A sentença fixou pena de nove anos de prisão, além de multa e proibição definitiva de manter animais domésticos, com foco em felinos, conforme comunicado do Tribunal de Justiça do DF.
A decisão foi divulgada nesta semana e amplia a pressão sobre a fiscalização de adoções sucessivas, prática usada para ocultar maus-tratos, segundo a linha acusatória apresentada no processo.
O que a Justiça apontou na condenação
De acordo com o TJDFT, a acusação do Ministério Público sustentou que o réu adotava gatos de protetoras e cuidadores e, depois, deixava de dar retorno sobre os animais.
Consta ainda que, após as adoções, ele teria enviado imagens que não correspondiam aos gatos recebidos e apresentado versões contraditórias para o paradeiro dos animais.
Entre as narrativas citadas na denúncia estavam relatos de fuga e até de abandono em locais públicos, o que, para a acusação, servia para dificultar o rastreio.
A sentença também descreveu condições inadequadas de manutenção, como restrição de espaço, privação de cuidados básicos e sofrimento físico, de acordo com o tribunal.
Um dos episódios citados envolve um filhote encontrado no apartamento com fratura grave no fêmur, sem atendimento veterinário, conforme a decisão divulgada pelo TJDFT.

Defesa alegou fugas; juiz apontou “prova suficiente”
Na versão apresentada pela defesa, os gatos teriam fugido e não haveria intenção de praticar maus-tratos.
O magistrado, porém, considerou haver prova suficiente de autoria e materialidade dos crimes, além de um cenário de abuso de confiança com quem realizou as adoções.
O caso também reacende um alerta para protetores independentes, que muitas vezes operam sem estrutura de verificação e com capacidade limitada de acompanhar cada adoção.
- Ponto central da acusação: adoções sucessivas com perda de contato e versões contraditórias.
- Ponto central da sentença: elementos que comprovariam maus-tratos e quebra de confiança no processo de adoção.
- Consequência imediata: pena de prisão, multa e proibição definitiva de guarda de animais.
Abandono no Gama e superlotação: outro caso recente na região
A condenação ocorre em meio a uma sequência de ocorrências envolvendo gatos no Gama, que colocam abrigos e cuidadores sob forte pressão.
Na última semana, câmeras registraram duas mulheres deixando sete gatos em caixas de transporte em um abrigo no Gama, segundo relato publicado pelo Correio Braziliense.
O abrigo citado na reportagem informou operar com mais de mil animais e em condição de superlotação, apontando aumento de abandonos e dificuldade para manter doações e voluntários.
O caso do abandono motivou registro de boletim de ocorrência para apuração de maus-tratos, conforme a mesma publicação.

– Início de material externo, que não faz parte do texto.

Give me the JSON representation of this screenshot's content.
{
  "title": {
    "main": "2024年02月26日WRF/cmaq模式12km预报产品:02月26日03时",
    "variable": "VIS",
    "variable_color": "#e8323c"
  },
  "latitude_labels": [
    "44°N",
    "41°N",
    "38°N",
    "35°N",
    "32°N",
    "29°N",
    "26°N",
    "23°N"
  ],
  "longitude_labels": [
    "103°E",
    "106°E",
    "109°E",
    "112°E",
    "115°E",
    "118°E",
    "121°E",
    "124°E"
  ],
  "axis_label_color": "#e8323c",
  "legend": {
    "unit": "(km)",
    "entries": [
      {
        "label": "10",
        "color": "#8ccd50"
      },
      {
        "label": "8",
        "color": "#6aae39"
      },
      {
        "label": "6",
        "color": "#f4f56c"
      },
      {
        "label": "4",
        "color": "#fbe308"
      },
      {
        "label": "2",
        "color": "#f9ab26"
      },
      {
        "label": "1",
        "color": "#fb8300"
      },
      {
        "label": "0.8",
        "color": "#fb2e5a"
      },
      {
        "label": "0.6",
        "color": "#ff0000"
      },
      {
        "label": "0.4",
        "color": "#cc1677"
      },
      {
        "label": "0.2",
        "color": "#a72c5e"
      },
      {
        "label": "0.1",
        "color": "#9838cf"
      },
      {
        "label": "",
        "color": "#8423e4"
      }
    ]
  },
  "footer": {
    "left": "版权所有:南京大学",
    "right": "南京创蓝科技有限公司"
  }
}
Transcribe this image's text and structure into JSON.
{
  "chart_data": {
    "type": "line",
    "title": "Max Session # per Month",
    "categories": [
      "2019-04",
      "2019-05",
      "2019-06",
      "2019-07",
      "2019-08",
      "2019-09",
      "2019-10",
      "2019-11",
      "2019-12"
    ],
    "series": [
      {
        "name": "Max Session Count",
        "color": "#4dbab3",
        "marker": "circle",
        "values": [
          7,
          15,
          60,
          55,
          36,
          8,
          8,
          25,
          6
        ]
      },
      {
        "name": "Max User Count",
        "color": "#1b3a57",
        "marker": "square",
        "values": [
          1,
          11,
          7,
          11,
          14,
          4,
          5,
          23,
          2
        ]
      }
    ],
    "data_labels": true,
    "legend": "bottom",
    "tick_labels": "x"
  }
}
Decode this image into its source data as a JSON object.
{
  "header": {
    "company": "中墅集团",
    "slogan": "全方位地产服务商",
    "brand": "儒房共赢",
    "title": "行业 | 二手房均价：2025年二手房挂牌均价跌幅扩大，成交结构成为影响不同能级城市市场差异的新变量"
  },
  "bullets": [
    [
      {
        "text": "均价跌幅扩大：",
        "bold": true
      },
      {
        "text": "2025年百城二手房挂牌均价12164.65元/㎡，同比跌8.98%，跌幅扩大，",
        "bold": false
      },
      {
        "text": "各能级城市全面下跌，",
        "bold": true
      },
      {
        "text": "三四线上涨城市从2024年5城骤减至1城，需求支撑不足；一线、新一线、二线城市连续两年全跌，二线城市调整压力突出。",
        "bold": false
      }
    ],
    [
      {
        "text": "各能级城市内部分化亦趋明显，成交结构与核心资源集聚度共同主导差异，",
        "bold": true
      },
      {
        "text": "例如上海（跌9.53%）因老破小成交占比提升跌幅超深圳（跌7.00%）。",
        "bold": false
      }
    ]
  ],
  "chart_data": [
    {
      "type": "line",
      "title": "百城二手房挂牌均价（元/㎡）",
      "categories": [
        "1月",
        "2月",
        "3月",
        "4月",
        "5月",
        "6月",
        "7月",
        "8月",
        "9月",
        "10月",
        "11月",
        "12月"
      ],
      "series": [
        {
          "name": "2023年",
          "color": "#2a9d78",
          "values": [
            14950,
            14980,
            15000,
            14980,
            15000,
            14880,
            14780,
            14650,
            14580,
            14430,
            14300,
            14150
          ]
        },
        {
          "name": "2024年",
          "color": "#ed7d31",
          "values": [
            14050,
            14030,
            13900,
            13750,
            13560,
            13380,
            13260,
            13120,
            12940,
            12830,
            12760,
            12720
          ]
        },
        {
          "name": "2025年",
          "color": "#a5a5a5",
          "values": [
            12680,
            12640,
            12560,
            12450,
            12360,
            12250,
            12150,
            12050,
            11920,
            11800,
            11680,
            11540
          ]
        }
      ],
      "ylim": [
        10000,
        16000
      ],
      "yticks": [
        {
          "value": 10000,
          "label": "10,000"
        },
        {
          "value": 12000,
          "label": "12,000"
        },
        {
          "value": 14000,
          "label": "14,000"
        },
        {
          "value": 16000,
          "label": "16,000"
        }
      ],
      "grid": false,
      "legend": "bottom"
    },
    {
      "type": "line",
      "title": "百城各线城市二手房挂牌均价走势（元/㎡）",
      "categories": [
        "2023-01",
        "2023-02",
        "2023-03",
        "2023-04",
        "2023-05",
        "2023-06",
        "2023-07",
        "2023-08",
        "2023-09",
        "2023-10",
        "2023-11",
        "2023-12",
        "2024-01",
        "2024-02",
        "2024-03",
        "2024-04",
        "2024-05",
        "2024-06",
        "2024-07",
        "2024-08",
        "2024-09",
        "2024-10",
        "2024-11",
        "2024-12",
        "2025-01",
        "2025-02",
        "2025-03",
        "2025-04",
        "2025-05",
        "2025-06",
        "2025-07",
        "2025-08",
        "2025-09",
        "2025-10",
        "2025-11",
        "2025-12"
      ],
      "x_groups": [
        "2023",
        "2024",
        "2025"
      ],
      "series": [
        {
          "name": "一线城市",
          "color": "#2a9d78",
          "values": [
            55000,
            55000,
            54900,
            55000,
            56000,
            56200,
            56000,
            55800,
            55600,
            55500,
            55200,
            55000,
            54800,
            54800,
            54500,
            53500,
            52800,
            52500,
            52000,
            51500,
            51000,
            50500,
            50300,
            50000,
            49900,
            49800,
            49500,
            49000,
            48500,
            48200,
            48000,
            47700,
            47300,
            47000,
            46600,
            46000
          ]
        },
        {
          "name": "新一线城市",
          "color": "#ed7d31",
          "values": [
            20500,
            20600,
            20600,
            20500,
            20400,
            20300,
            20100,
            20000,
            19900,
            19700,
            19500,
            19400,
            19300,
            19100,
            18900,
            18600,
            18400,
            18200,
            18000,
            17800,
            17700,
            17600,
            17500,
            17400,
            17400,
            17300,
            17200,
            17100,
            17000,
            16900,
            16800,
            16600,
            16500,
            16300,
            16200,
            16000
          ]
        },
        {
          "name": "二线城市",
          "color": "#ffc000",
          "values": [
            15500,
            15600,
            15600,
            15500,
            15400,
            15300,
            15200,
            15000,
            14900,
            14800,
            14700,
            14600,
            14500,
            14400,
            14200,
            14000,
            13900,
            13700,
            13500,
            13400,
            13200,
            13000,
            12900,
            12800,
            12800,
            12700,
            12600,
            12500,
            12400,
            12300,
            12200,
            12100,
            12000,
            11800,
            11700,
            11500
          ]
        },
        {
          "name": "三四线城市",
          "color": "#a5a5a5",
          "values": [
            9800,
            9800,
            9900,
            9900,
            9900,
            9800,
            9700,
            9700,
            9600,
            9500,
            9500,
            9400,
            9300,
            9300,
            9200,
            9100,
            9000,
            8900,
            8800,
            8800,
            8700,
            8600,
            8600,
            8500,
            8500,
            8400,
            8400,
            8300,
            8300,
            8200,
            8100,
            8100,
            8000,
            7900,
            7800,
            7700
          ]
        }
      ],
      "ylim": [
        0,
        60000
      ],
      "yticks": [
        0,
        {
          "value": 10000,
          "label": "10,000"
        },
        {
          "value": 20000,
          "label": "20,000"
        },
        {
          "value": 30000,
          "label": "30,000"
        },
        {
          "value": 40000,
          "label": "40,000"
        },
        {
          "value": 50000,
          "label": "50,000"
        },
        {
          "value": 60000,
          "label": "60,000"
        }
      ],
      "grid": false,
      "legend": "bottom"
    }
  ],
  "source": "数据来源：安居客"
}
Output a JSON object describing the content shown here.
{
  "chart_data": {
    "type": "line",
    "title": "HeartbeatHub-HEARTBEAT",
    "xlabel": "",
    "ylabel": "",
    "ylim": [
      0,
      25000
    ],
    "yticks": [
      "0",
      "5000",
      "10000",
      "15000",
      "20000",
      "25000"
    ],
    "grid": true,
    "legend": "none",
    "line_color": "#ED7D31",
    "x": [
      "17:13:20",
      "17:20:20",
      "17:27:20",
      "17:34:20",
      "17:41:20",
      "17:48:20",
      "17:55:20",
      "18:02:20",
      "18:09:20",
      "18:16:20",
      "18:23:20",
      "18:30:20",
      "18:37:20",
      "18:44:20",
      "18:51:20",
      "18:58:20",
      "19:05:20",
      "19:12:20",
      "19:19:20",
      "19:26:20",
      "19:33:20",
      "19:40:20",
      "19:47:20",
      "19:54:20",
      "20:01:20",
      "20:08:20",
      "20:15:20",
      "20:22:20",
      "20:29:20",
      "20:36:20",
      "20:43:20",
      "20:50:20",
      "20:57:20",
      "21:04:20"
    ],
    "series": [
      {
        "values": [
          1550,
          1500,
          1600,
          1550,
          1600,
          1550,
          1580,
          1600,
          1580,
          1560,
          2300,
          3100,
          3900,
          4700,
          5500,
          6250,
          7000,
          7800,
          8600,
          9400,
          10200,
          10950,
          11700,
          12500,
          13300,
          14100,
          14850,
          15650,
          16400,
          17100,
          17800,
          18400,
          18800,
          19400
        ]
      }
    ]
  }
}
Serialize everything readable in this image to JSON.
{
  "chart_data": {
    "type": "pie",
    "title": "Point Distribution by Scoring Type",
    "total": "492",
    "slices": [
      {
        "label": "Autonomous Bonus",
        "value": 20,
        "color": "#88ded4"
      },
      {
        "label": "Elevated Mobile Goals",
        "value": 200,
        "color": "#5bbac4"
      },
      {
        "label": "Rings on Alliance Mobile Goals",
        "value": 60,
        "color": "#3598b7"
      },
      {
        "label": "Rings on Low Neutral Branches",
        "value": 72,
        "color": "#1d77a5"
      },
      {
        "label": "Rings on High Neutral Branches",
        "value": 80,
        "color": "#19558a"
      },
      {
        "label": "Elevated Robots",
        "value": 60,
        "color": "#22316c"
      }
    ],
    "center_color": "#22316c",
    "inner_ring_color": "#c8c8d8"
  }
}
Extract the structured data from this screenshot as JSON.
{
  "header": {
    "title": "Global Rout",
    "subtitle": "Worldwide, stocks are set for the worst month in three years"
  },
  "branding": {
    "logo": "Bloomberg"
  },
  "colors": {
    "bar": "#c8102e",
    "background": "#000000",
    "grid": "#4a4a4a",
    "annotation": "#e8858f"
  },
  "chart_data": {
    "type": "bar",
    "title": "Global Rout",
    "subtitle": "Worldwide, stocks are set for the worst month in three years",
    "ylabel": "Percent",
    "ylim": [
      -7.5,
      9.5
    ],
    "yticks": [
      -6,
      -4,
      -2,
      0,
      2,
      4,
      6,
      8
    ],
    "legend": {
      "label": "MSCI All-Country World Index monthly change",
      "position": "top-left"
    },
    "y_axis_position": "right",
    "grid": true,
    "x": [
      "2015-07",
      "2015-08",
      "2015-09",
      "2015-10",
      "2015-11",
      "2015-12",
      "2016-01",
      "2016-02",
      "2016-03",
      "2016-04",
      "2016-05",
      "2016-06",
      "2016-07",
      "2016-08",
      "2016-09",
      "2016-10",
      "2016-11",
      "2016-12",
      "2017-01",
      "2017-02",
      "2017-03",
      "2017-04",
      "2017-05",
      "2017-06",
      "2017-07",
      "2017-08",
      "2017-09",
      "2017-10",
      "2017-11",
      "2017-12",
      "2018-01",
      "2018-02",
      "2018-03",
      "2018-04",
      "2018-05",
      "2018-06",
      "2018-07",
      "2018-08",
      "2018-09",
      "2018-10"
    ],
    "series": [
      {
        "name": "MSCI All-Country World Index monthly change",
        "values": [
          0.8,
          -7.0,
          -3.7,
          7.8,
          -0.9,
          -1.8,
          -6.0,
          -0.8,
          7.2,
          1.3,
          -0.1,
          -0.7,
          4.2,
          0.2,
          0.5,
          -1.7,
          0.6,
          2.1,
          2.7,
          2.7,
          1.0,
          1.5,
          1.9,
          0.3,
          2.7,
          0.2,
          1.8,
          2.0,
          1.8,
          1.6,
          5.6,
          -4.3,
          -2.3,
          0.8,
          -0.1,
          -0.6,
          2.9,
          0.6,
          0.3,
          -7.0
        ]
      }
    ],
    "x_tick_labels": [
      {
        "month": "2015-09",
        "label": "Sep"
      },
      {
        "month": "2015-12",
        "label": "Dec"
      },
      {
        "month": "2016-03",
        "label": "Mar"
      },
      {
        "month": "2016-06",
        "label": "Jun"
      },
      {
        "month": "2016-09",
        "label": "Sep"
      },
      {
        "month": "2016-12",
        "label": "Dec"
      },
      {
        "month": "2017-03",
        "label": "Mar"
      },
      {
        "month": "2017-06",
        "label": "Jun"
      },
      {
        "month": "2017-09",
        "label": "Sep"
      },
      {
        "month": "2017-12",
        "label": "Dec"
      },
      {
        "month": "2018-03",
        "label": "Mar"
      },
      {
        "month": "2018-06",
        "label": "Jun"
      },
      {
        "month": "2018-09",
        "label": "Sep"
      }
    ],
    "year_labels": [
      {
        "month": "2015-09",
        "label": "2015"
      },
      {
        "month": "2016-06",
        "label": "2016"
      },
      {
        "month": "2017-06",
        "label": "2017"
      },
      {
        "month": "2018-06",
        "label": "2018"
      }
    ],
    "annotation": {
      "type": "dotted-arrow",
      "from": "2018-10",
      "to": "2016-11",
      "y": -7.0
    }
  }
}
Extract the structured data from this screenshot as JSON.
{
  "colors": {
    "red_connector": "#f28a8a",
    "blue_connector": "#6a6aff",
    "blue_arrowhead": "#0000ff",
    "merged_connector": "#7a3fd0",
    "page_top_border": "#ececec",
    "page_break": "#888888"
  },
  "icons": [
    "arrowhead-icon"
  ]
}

- Registro em vídeo com data do abandono e identificação ainda não confirmada das suspeitas.
- Boletim de ocorrência registrado para investigação do crime.
- Relato de superlotação e dificuldade de acolhimento como pano de fundo.
Regras mais duras: decreto elevou multas por maus-tratos em 2026
Em março de 2026, o governo federal publicou o Decreto nº 12.877/2026, que elevou as multas administrativas por maus-tratos para uma faixa de R$ 1.500 a R$ 50 mil por animal, com possibilidade de aumento conforme agravantes.
Embora a condenação no Gama seja na esfera penal, a mudança no cenário administrativo reforça a tendência de endurecimento do combate aos maus-tratos, especialmente quando há reincidência ou resultado de lesão grave.
O caso julgado no Gama deve continuar mobilizando protetores e autoridades locais, tanto pela gravidade das acusações quanto pelo impacto prático na rede de adoção e acolhimento de felinos no DF.